Против ветра! Андреевские флаги над Америкой. Русские против янки - Владимир Коваленко
Шрифт:
Интервал:
Закладка:
– Я виноват. Я задумался… Врезался в куст. Он колючий и зеленый, и я решил, что он отлично подойдет. Прошу прощения…
Покраснел.
– Не прощу, пока не скажете, для кого вы плели это шипастое украшение. Интересно.
– Если я скажу, что я хотел немного наказать свои руки, вы мне поверите?
– Не знаю. За что вы с ними так?
– За шкодливость и непоседливость. Вы заметили, я их стараюсь сцепить, или за спину сунуть, или и то, и другое?
– Да. Но я видела и то, как вы ими размахиваете в споре. Не прячьте их. У вас поющие руки, мистер Алексеев. Они скажут больше, чем слова… по крайней мере, дамам. И это все? Наказание собственных конечностей за болтливость?
Руки коммандера вырвались на свободу и, разумеется, выдали с головой…

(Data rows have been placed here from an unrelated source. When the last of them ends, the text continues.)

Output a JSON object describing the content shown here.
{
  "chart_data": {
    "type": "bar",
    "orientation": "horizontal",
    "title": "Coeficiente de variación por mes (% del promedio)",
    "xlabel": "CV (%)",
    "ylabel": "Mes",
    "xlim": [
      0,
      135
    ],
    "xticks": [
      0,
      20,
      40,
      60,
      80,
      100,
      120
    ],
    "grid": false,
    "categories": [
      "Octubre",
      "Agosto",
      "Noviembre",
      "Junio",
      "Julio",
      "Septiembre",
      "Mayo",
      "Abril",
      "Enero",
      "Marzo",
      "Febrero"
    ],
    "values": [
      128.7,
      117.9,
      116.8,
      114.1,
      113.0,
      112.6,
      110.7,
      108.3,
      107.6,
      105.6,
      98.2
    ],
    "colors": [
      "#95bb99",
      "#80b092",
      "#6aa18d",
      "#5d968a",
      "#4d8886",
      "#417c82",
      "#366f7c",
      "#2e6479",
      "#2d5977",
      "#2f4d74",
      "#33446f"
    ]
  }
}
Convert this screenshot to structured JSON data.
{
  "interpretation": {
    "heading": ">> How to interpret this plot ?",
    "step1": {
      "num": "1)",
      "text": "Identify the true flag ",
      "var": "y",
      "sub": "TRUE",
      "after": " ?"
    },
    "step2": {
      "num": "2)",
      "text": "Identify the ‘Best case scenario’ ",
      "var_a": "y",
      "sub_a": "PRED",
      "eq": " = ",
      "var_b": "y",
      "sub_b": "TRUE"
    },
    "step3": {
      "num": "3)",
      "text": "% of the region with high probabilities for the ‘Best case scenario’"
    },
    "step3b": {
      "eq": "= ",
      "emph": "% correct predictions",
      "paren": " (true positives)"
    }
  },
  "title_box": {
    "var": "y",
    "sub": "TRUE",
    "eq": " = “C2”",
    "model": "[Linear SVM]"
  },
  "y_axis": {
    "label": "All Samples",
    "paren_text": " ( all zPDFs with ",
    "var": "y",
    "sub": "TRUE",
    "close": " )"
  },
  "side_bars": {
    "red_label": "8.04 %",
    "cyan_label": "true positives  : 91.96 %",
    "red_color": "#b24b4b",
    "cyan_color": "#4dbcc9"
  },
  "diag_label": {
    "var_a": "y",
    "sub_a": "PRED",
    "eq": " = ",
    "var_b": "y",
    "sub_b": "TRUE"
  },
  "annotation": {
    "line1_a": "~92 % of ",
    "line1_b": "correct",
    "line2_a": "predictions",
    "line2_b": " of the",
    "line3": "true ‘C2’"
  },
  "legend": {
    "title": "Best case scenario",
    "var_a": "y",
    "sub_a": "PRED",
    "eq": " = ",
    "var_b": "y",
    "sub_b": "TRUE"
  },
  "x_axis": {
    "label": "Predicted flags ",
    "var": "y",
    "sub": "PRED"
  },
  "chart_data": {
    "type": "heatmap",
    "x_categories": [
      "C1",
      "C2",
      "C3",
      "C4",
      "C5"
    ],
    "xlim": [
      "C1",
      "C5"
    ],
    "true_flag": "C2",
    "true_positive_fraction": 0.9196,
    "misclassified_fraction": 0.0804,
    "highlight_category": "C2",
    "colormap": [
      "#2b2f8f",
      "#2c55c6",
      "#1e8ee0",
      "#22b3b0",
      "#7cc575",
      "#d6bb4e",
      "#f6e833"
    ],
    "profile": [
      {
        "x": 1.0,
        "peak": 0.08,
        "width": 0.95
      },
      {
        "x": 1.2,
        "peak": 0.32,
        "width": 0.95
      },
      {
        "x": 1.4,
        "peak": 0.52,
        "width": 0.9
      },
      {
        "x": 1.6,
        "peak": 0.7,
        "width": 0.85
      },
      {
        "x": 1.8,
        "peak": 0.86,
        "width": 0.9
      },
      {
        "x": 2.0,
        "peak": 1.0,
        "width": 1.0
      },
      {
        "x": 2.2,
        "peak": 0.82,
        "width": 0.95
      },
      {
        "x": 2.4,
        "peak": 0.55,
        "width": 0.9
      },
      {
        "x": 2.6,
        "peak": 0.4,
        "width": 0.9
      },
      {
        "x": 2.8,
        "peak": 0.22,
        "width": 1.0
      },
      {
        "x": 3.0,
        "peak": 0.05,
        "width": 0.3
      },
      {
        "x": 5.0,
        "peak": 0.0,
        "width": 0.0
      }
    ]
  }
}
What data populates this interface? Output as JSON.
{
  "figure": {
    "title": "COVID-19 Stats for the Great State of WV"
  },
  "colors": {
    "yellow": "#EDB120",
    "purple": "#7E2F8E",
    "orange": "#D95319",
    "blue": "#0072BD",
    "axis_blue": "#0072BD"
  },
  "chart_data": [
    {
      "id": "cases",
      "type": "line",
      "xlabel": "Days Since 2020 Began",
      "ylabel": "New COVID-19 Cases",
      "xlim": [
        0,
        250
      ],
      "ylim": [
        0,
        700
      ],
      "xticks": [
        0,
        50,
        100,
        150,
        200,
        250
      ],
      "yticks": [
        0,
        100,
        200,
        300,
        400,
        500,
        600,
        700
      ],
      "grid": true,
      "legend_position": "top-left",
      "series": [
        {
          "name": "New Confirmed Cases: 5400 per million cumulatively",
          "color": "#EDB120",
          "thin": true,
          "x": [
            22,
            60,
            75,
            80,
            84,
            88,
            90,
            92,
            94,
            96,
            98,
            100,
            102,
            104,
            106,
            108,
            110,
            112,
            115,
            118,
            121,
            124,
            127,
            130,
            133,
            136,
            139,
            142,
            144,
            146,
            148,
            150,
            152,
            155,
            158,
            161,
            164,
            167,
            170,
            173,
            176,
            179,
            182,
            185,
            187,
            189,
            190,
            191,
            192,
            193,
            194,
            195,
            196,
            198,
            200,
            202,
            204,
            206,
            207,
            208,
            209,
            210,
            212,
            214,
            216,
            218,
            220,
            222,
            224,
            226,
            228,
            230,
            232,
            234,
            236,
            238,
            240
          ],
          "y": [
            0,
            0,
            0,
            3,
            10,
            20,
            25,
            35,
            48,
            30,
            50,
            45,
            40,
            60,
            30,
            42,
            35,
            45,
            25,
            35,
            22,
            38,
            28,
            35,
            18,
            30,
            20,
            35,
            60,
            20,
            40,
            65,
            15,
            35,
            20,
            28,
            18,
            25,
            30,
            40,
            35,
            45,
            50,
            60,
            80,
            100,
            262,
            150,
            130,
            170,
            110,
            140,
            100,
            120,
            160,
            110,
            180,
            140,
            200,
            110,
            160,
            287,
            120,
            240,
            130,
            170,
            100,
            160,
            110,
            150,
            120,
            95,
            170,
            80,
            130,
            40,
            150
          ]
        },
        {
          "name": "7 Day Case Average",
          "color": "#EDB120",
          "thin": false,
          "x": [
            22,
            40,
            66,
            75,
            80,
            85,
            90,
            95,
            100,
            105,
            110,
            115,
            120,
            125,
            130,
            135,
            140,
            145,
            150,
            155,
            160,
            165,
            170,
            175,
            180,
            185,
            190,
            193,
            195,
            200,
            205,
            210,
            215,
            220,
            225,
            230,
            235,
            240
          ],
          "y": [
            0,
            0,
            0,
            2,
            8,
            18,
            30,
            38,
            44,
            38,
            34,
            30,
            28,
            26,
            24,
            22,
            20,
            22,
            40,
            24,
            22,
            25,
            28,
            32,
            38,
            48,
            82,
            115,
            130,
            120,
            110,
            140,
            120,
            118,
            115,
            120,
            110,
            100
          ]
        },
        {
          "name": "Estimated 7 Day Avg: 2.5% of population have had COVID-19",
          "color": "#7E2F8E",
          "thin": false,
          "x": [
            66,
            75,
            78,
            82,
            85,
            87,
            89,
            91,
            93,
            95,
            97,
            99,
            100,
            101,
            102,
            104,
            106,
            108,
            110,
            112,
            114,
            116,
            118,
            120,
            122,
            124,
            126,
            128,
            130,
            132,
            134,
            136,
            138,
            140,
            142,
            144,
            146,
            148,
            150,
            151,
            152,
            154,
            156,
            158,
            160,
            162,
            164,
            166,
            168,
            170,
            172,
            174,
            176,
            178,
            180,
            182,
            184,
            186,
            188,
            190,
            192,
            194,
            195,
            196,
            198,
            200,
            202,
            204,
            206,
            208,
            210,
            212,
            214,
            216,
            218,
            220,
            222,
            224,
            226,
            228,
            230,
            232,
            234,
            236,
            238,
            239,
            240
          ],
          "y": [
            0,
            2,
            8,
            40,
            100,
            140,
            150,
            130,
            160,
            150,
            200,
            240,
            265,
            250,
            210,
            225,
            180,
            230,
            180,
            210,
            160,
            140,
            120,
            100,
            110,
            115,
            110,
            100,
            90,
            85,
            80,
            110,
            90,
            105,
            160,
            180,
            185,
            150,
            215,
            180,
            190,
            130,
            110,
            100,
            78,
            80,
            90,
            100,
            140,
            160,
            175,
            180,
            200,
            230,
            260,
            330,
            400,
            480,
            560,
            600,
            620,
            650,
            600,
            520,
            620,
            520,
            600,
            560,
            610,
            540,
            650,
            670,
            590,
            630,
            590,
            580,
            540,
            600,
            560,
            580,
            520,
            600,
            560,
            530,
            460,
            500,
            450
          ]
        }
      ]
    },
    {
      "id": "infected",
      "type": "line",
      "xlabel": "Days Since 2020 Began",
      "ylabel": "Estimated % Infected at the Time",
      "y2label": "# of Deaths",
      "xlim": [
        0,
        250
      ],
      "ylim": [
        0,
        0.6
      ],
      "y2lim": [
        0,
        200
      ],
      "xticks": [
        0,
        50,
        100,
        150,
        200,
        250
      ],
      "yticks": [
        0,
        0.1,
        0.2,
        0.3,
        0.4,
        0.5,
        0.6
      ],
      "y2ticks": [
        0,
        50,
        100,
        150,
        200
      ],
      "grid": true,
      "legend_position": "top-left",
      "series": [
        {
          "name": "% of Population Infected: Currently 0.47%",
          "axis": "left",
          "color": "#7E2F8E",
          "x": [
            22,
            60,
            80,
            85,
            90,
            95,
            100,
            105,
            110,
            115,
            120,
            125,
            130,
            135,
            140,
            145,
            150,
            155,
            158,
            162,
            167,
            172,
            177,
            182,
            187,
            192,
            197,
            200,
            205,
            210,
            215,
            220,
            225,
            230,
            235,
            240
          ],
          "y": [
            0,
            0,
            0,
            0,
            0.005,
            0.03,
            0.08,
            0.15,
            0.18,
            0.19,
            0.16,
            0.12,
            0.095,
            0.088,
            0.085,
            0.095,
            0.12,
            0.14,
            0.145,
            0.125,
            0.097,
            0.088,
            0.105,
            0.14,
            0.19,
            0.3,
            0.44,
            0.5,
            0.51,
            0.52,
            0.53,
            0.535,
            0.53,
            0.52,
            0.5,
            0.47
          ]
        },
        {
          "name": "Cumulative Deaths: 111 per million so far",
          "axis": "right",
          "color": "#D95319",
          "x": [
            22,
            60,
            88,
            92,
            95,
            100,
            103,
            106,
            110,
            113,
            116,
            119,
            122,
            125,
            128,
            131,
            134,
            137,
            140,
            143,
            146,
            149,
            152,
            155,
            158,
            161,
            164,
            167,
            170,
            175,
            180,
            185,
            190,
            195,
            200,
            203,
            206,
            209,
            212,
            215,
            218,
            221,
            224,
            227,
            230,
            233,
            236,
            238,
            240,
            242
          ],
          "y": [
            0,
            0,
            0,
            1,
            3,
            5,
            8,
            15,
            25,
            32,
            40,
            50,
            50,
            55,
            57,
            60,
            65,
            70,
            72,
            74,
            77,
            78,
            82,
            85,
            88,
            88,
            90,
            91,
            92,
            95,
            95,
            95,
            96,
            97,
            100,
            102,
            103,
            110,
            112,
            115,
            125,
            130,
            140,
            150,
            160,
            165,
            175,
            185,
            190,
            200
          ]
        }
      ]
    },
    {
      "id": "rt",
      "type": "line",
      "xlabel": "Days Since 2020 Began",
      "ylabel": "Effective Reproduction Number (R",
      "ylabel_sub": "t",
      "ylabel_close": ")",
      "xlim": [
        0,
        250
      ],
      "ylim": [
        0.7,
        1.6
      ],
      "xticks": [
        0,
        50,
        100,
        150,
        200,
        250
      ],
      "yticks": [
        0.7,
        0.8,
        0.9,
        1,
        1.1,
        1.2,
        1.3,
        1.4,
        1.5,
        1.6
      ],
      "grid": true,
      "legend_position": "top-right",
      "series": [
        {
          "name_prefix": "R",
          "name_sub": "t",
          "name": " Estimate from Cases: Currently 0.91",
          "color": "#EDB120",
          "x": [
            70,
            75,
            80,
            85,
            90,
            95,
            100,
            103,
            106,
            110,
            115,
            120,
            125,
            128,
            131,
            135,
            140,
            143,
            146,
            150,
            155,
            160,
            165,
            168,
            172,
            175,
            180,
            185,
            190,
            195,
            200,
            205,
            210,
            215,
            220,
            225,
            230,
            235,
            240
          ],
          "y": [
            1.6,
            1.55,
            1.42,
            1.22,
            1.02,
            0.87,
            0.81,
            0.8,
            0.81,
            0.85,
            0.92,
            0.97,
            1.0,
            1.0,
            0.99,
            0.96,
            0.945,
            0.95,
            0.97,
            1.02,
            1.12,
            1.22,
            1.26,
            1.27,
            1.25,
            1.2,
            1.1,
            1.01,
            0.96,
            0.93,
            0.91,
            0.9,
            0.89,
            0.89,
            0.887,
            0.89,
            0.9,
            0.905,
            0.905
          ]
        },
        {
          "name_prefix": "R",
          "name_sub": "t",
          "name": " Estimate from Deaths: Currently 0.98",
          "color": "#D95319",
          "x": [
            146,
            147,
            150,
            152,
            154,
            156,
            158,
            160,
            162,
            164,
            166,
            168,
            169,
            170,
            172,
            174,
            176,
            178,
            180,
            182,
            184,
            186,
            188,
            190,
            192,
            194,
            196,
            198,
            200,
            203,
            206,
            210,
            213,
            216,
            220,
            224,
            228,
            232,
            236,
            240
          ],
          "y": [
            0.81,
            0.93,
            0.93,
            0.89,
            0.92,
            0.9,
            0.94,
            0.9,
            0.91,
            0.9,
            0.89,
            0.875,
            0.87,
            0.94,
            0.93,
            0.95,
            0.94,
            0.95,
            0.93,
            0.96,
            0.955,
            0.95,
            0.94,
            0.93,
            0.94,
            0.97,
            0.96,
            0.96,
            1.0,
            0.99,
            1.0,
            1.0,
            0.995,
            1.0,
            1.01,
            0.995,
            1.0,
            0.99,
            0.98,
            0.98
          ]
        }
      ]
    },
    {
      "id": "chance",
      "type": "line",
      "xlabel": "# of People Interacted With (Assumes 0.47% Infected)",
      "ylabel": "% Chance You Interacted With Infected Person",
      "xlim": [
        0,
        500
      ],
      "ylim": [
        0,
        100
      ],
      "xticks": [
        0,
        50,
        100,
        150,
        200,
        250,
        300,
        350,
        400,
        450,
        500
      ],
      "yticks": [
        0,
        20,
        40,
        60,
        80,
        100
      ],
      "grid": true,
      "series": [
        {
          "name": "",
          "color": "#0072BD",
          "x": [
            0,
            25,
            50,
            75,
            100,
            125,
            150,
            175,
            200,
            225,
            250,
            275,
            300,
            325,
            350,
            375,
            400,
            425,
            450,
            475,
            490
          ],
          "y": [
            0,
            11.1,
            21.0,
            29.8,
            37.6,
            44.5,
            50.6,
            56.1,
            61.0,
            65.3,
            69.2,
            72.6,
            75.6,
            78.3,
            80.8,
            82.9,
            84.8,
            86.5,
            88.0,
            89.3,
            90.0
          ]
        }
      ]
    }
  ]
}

– Значит, не все. Говорите.
– Что ж… Дело не только в руках – но и во всем моем характере. Эти самые шкодливость, непоседливость… Они мешают стать хорошим капитаном, а «Александр Невский» достоин наилучшего. Вот я и собирался как следует попрощаться с собой прежним. Даже венок на воду пустить. Чтоб дороги назад не было.
– А вы не можете стать хорошим капитаном, оставив при себе эти свойства? Или хотя бы сохранив их для берега?
– А если они вырвутся в походе? В прошлом бою… – он задохнулся и недоговорил. «Я чуть не погубил корабль и команду. Без толку. И не имею права рисковать повторением такого», – этого он не сказал. – В прошлом бою мои выходки принесли лишь вред.
– Ошибка! – Берта подняла указательный палец кверху. – Одна из ваших выходок, та, что с благодарностью… оправдалась. Очень. Брат говорит, блокадные по каждому бревну стреляют, и пары держат выше экономических… что бы это ни значило, это плохо для янки и хорошо для нас. Потому что брат этим доволен. Ой, и вы улыбаетесь, как кот на рыбку! Вот так лучше. Так что не отказывайтесь от характера, которым вас наградил Всевышний. Помните, что сказано про зарывание таланта в землю? Найдите способ приспособить дар к морской службе, а не топите… да, как котенка. А то вы напоминаете артиллериста, который отказывается от нарезной пушки оттого, что не умеет с ней обращаться.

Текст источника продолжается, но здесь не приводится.